Monthly Archives: February 2019

Bugs are annoying – Kerberos ticket issue

Update 08-JUN-2018
This bug has been fixed with the Oracle 19.3 client release for Windows. Below workaround should not be necessary anymore.

One cool feature of using Kerberos authentication is that when you have a TGT (Ticket Granting Ticket) in the ticket cache the Oracle client software can use that to get a service ticket and log you into the database without further asking for any credentials (single sing-on).

Here’s what it looks like with a Kerberos authenticated SSH session on Linux:

As you can see from the screenshot the “orasrv” service ticket is flagged “forwardable” and the database login is successful (“-f” tells “oklist” to show the ticket flags).

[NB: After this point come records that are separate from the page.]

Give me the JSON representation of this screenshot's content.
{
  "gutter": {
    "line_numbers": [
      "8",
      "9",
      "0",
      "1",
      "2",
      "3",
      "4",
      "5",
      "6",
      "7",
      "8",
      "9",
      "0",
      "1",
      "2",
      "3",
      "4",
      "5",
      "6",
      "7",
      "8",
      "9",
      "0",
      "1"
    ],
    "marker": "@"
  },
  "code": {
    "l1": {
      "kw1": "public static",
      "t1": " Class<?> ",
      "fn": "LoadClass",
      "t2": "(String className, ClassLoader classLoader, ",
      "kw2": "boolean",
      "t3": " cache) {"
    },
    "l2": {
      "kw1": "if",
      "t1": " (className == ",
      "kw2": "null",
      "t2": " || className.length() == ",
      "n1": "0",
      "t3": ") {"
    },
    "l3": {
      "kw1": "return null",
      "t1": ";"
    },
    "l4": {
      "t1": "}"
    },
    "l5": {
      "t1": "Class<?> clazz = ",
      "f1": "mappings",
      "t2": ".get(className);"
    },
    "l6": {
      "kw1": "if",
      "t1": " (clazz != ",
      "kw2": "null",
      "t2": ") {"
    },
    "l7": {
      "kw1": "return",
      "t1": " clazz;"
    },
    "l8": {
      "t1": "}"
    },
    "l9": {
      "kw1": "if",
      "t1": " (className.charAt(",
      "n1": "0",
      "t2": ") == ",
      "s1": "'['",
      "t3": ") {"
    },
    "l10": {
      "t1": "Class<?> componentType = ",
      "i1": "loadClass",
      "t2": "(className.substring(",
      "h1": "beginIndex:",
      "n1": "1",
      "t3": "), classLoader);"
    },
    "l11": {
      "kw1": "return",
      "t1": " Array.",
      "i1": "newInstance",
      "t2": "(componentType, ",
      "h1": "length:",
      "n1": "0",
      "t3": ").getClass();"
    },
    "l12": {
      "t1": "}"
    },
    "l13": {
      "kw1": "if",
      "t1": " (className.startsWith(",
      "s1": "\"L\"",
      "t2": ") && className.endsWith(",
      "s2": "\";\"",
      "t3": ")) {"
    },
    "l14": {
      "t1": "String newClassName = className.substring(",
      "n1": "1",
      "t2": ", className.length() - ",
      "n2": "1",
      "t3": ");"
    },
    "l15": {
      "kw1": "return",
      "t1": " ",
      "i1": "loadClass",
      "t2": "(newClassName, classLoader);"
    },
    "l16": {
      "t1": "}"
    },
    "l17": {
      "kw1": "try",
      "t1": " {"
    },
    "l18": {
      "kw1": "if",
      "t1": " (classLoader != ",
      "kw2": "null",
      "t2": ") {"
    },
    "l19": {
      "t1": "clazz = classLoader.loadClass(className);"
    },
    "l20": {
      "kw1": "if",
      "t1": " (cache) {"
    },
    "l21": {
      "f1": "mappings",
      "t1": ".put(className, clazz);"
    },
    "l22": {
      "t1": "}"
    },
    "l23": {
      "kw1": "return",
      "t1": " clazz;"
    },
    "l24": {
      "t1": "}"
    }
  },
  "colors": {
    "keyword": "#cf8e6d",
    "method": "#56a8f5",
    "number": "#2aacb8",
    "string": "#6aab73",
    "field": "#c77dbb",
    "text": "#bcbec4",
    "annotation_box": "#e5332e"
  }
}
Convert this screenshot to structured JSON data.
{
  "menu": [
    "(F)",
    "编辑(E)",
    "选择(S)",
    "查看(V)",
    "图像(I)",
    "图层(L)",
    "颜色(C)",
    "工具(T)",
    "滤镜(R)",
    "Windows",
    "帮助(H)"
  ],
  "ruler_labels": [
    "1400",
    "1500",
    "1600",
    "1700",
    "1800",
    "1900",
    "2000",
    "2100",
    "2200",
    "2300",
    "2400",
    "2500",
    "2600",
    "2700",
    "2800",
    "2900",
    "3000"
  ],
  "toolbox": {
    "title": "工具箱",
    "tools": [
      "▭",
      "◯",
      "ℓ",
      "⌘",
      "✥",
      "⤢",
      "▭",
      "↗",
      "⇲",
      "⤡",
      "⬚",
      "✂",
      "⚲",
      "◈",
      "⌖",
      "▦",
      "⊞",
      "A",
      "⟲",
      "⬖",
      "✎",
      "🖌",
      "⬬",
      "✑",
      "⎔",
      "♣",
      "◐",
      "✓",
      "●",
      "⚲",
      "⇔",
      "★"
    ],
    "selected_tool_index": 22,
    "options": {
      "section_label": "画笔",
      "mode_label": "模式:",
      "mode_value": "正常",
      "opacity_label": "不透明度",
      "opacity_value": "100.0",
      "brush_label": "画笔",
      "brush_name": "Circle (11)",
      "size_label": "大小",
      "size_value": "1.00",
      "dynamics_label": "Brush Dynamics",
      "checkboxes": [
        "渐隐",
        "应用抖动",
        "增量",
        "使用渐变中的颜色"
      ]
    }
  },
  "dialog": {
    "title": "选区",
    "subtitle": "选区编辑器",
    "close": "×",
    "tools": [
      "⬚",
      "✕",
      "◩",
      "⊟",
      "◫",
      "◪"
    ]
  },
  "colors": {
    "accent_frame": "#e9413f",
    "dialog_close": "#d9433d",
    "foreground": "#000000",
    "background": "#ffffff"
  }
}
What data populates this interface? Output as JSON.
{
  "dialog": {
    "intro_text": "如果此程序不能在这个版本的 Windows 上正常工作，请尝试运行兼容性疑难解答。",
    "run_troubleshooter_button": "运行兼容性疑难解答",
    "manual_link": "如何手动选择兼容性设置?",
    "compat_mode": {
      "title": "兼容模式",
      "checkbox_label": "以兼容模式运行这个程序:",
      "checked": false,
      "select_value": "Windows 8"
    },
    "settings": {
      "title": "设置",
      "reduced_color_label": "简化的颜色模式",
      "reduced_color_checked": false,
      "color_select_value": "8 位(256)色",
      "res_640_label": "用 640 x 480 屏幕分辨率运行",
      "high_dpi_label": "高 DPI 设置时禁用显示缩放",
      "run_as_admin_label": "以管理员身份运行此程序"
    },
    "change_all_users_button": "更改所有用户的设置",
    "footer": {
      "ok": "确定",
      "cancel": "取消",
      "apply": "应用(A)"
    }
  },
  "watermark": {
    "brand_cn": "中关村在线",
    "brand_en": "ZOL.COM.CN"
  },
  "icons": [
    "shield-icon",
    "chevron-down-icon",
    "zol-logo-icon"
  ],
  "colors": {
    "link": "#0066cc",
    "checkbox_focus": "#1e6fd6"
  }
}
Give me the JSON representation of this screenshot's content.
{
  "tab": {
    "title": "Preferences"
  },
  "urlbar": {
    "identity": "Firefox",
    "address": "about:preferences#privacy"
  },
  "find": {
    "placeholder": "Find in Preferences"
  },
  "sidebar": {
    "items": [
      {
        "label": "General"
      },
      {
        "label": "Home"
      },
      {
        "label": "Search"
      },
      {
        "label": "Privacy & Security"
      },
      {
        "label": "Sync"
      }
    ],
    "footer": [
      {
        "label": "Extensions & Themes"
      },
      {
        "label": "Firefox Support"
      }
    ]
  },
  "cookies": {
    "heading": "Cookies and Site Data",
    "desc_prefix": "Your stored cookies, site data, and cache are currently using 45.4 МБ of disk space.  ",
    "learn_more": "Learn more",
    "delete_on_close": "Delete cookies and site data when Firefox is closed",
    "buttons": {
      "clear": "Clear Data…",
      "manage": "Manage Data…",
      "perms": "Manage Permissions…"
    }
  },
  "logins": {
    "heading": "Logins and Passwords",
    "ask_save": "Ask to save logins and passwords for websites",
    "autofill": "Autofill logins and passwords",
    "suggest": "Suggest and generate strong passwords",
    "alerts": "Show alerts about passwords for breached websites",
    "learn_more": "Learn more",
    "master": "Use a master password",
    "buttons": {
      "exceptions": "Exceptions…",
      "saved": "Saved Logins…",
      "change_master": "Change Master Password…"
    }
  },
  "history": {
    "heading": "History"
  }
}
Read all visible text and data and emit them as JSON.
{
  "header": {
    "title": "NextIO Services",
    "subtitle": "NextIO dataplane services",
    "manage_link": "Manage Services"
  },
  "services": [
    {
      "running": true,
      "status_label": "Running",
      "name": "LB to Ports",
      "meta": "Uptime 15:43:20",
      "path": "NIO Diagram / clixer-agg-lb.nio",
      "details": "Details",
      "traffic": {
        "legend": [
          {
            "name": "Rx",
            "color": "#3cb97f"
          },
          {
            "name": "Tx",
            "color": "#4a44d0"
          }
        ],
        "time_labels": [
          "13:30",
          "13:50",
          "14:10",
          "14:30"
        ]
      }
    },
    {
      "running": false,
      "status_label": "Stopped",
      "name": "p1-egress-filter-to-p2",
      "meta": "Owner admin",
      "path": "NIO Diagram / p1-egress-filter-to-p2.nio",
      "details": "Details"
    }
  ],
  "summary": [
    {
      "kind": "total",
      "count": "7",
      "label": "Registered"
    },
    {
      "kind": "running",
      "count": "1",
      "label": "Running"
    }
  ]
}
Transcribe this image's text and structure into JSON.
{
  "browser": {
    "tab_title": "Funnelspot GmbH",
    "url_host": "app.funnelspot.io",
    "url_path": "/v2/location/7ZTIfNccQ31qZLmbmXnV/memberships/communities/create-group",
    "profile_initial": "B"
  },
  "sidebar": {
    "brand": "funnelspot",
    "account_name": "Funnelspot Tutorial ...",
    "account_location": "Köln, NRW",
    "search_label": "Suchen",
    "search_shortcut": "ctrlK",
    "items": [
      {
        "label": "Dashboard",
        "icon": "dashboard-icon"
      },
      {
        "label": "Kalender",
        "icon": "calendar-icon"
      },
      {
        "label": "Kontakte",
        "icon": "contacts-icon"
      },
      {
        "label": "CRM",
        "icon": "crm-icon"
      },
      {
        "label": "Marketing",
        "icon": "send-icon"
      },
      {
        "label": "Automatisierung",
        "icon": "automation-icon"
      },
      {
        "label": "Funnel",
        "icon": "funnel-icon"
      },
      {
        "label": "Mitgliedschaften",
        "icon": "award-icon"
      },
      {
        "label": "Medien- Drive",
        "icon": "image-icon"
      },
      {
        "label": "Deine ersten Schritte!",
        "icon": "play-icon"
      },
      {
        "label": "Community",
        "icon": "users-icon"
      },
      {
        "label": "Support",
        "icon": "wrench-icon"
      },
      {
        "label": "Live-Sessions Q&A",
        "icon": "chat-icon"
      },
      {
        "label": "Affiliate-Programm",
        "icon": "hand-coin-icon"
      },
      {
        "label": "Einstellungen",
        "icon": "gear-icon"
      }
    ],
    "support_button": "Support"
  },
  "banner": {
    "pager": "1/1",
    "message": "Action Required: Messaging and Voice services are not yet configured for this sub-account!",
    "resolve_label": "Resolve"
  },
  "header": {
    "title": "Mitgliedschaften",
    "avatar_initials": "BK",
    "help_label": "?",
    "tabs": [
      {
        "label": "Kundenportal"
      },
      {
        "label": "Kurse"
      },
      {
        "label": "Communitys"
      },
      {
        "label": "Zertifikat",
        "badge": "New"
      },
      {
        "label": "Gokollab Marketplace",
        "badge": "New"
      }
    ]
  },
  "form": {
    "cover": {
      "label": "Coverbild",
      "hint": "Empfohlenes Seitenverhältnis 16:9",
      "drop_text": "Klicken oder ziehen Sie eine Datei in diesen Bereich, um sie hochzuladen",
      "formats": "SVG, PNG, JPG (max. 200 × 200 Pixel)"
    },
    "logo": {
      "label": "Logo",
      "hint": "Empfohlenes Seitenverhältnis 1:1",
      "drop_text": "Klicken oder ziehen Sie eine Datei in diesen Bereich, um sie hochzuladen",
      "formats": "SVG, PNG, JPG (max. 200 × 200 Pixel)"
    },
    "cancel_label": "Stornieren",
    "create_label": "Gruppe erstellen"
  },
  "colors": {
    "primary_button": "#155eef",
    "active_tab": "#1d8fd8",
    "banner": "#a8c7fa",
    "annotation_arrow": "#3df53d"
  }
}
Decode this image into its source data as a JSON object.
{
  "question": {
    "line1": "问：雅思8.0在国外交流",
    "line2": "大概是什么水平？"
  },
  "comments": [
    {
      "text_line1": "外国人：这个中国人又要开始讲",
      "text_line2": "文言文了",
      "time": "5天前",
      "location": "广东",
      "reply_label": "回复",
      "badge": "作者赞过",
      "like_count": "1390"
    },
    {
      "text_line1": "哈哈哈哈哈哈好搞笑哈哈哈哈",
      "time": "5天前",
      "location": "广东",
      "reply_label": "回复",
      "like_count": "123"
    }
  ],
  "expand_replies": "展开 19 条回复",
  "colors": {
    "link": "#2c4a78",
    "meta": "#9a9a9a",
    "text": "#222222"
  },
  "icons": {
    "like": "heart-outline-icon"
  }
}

On Windows on the other hand the same fails with “ORA-12638: Credential retrieval failed”:

If we change to “non-forwardable” service tickets it works on both, Linux and Windows:

How do you change to “non-forwardable” service tickets?
1) Use “okinit” to manually re-initialize your ticket cache. By default it will get “non-forwardable” tickets (or use “-F” to be explicit).

2) You can configure the service principal in Active Directory so only “non-forwadable” tickets will be issued (even when you use “okinit -f” to explicitly ask for “forwardable” tickets)

Both workarounds do the trick but I don’t like neither of them for their obvious drawbacks. After a few weeks trying to convince the Oracle Support Engineer of the issue bug 28734494 has been filed on Oct 8, 2018 with no notable progress to date 🙁
Despite what the bug description says the issue is not MSLSA vs file ticket cache, it is the ticket flags that make or break.

Btw. I’ve tested client versions 12.2.0.1, 18.3, 18.5 and they all exhibit the same behaviour.